Cushion size, surface roughness, and the control of water balance and carbon flux in the cushion moss Leucobryum glaucum (Leucobryaceae).

We explored the size dependence of water balance and carbon flux in the cushion moss Leucobryum glaucum (Leucobryaceae). Conductance to water vapor (g(a)) was modeled empirically using 4-24 cm diameter cushions (N = 14) evaluated across wind speeds from 0.7 to 4.3 m/s in a wind tunnel. Model parameters included wind speed (u), kinematic viscosity (v), cushion diameter (L(d)), and surface roughness (L(r)). The model g(a) = -9.62(u/v)(1.21) · L(d)(-0.35) · L(r-in)(-1.85) (where L(r-in) represents a dimensionless form of L(r); R(2) = 0.88) indicates negative relationships between g(a) and both L(d) and L(r). These predictions were evaluated during a 5-d field experiment where water loss and net carbon exchange (estimated by ΔF/F(m)') were monitored.

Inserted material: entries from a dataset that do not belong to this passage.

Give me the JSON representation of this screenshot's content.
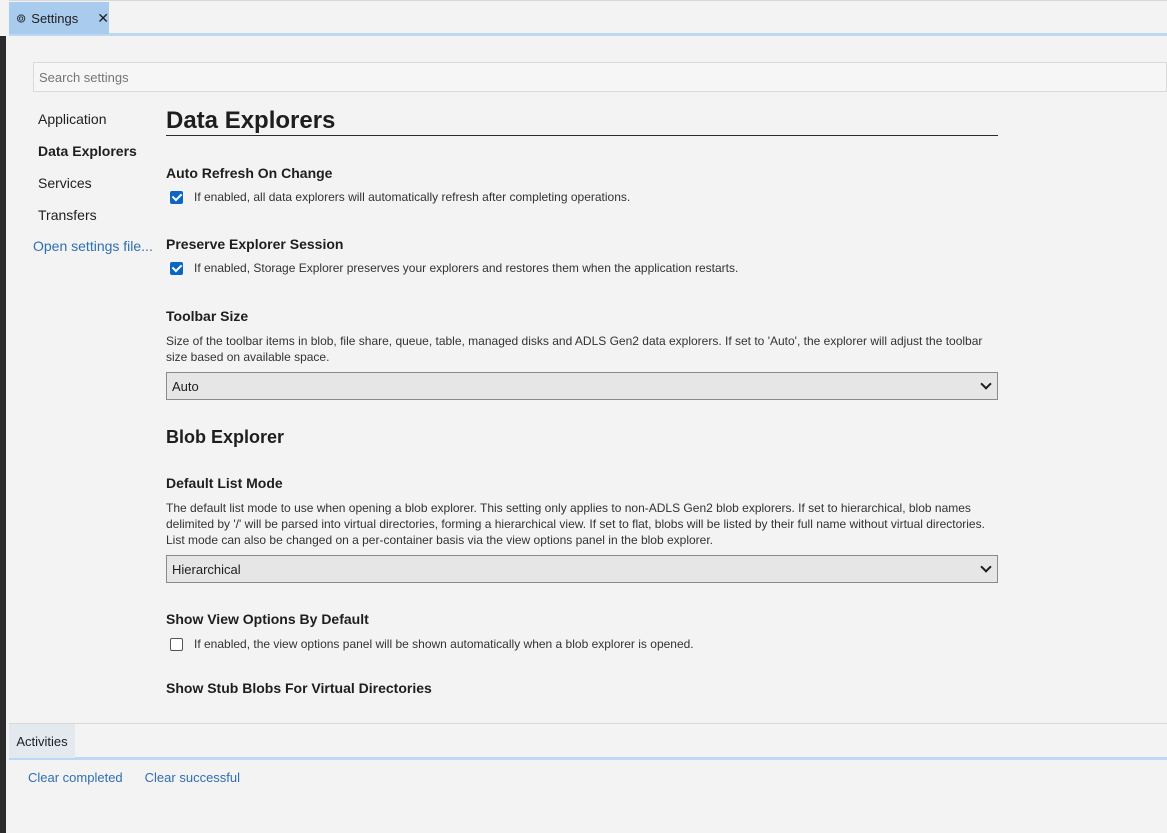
{
  "tabs": [
    {
      "label": "Settings"
    }
  ],
  "search": {
    "placeholder": "Search settings"
  },
  "nav": {
    "items": [
      {
        "label": "Application"
      },
      {
        "label": "Data Explorers",
        "active": true
      },
      {
        "label": "Services"
      },
      {
        "label": "Transfers"
      }
    ],
    "open_file_link": "Open settings file..."
  },
  "content": {
    "title": "Data Explorers",
    "auto_refresh": {
      "title": "Auto Refresh On Change",
      "checked": true,
      "description": "If enabled, all data explorers will automatically refresh after completing operations."
    },
    "preserve_session": {
      "title": "Preserve Explorer Session",
      "checked": true,
      "description": "If enabled, Storage Explorer preserves your explorers and restores them when the application restarts."
    },
    "toolbar_size": {
      "title": "Toolbar Size",
      "description": "Size of the toolbar items in blob, file share, queue, table, managed disks and ADLS Gen2 data explorers. If set to 'Auto', the explorer will adjust the toolbar size based on available space.",
      "value": "Auto"
    },
    "blob_section_title": "Blob Explorer",
    "default_list_mode": {
      "title": "Default List Mode",
      "description": "The default list mode to use when opening a blob explorer. This setting only applies to non-ADLS Gen2 blob explorers. If set to hierarchical, blob names delimited by '/' will be parsed into virtual directories, forming a hierarchical view. If set to flat, blobs will be listed by their full name without virtual directories. List mode can also be changed on a per-container basis via the view options panel in the blob explorer.",
      "value": "Hierarchical"
    },
    "show_view_options": {
      "title": "Show View Options By Default",
      "checked": false,
      "description": "If enabled, the view options panel will be shown automatically when a blob explorer is opened."
    },
    "cut_off_title": "Show Stub Blobs For Virtual Directories"
  },
  "bottom_panel": {
    "tab_label": "Activities",
    "clear_completed": "Clear completed",
    "clear_successful": "Clear successful"
  },
  "colors": {
    "tab_active": "#a9ccee",
    "link": "#2e6fb3",
    "checkbox": "#0a66c2"
  }
}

In the field (N = 18, 4-34 cm diameter cushions), L(r), but not L(d), controlled rates of evaporation due to additional turbulence that reduced size dependence of cushions along the forest floor. However, the duration of positive net carbon gain varied from 1.4 to 4.4 d and was significantly longer in larger diameter cushions. Thus, under field conditions, size-dependent changes in surface-area-to-volume relationships influence the duration of net carbon gain more than differences in water flux and lead to a strong size dependence of water balance and carbon flux.